The temperature in Atlanta will plummet into the 20s during the night hours from Christmas Eve through Saturday. The penetrating cold increases the risk of unprotected pipes freezing. People away from home are encouraged to take precautions to avoid burst pipes and water damage.
Temperatures can drop around Orlando, Florida by Christmas morning in the upper 30's and are expected to drop near freezing on Saturday morning. The cold jump on the Florida Peninsula could pose some risk to strawberries in the state's central counties, but even areas as far as Miami and Key West, Florida will feel the cold. On Saturday morning, temperatures in these areas could start in their 40s and 50s.
"The arrival of cold air at the back of the storm and front in the Appalachians and the eastern portions of the Tennessee and Ohio valleys, as well as the lower Great Lakes region, is accompanied by a dramatic transition from rain to snow and then a freeze," said Anderson.

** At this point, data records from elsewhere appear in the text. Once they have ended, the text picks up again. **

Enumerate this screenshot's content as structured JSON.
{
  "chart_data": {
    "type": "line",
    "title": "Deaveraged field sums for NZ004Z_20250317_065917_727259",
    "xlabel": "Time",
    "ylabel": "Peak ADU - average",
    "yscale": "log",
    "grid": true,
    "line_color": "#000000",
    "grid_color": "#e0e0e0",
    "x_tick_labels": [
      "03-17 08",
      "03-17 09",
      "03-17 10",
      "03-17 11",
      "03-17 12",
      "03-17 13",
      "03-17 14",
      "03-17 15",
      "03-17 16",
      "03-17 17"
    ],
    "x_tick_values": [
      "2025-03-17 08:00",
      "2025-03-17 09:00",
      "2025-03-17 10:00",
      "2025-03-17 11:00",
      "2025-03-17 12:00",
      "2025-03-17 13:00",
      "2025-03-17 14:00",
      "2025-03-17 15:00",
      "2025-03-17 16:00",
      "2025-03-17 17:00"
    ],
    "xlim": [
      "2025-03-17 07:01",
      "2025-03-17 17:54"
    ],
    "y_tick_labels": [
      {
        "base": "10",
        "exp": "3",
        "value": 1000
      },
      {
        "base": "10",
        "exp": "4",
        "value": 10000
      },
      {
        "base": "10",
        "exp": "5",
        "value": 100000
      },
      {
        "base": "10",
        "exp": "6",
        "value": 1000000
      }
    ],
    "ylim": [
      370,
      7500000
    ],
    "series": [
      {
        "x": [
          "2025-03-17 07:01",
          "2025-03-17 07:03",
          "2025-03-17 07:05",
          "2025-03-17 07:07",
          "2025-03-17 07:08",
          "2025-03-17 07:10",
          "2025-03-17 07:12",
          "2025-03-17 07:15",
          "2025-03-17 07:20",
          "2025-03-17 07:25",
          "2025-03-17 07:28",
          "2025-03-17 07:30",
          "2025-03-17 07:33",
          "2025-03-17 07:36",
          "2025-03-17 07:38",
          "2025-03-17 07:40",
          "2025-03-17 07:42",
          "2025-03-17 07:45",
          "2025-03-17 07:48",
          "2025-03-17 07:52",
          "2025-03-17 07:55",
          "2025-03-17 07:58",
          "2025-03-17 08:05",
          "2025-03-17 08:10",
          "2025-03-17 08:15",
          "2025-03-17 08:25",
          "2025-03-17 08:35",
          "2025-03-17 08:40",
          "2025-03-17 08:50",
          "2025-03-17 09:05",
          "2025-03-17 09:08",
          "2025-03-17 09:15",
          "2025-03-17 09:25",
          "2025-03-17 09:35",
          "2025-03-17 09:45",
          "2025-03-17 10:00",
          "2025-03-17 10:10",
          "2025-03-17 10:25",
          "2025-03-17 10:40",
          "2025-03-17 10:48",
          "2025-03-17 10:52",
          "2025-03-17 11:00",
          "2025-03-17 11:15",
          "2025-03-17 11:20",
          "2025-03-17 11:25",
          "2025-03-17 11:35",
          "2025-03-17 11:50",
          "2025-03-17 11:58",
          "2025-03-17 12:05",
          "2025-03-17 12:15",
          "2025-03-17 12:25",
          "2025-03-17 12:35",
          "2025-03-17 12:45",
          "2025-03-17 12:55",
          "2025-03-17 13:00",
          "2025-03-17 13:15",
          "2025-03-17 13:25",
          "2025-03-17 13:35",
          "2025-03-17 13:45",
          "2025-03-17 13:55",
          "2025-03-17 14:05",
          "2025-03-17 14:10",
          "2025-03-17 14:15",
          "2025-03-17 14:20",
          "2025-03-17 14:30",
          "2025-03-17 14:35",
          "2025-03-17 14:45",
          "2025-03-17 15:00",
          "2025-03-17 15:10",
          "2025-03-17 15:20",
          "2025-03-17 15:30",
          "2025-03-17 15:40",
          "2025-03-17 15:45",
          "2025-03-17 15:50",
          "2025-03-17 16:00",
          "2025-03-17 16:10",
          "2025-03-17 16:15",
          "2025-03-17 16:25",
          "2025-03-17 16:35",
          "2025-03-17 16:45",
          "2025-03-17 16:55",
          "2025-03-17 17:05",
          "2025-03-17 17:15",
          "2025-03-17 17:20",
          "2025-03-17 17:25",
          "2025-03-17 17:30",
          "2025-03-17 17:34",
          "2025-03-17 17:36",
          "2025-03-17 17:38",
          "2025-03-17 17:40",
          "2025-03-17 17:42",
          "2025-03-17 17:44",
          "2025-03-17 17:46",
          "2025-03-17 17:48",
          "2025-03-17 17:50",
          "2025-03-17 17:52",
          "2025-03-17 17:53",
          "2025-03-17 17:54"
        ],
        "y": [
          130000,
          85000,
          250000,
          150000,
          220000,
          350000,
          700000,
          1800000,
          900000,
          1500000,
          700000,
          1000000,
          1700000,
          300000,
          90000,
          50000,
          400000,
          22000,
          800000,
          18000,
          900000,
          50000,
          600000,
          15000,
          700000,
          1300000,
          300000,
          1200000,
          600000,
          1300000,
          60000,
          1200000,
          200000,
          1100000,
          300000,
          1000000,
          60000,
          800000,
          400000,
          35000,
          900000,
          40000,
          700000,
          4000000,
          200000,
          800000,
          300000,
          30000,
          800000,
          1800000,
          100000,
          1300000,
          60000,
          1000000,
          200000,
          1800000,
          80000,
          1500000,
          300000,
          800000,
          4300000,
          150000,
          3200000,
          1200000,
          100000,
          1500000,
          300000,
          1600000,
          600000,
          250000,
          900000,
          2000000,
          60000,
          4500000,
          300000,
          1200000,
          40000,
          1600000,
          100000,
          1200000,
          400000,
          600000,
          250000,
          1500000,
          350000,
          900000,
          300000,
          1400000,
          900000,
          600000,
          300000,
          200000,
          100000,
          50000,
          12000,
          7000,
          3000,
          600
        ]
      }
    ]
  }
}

Roads that were originally wet during the first part of the storm will likely become muddy, snow-covered, and icy in a matter of hours or less on Thursday and Thursday. When the cold air arrives and gusty winds change from south to west, sporadic power outages from the Appalachians to the Midwest are possible.
Forecasters strongly advise against traveling from Thursday afternoon to Thursday evening during the rapid freeze, as changing weather often brings the greatest challenges and dangerous conditions for motorists.
A couple of inches of snow can fall on parts of Ohio, eastern Kentucky, western Virginia, and the Smoky Mountains of western North Carolina, as well as much of western Pennsylvania and western New York, if the cold air catches up with the moisture from the storm .
When the storm hits and arctic air rushes over the Great Lakes, lake-effect snow ribbons will rise in parts of New York state, intertwining with precipitation on Christmas Day and even Saturday. If bands of snow linger for several hours, a foot or more of snow can accumulate by the weekend.
The cold air will rush east of the Appalachians and into the central Atlantic on Christmas Day. New England is expected to be the last region to experience winter conditions on Friday evenings and Saturday.
In most cases, the combination of drier and colder air causes the roads along the east coast to dry out. On Christmas Day and even this weekend, some of these eastern areas can still be hit by the high winds and inundating rain from the storm.
Floods and blackouts can go beyond the storm with colder air flowing in, potentially leaving thousands of customers without heat.
Check back often at AccuWeather.com and keep up to date on the AccuWeather network of DirecTV, Frontier and Verizon Fios.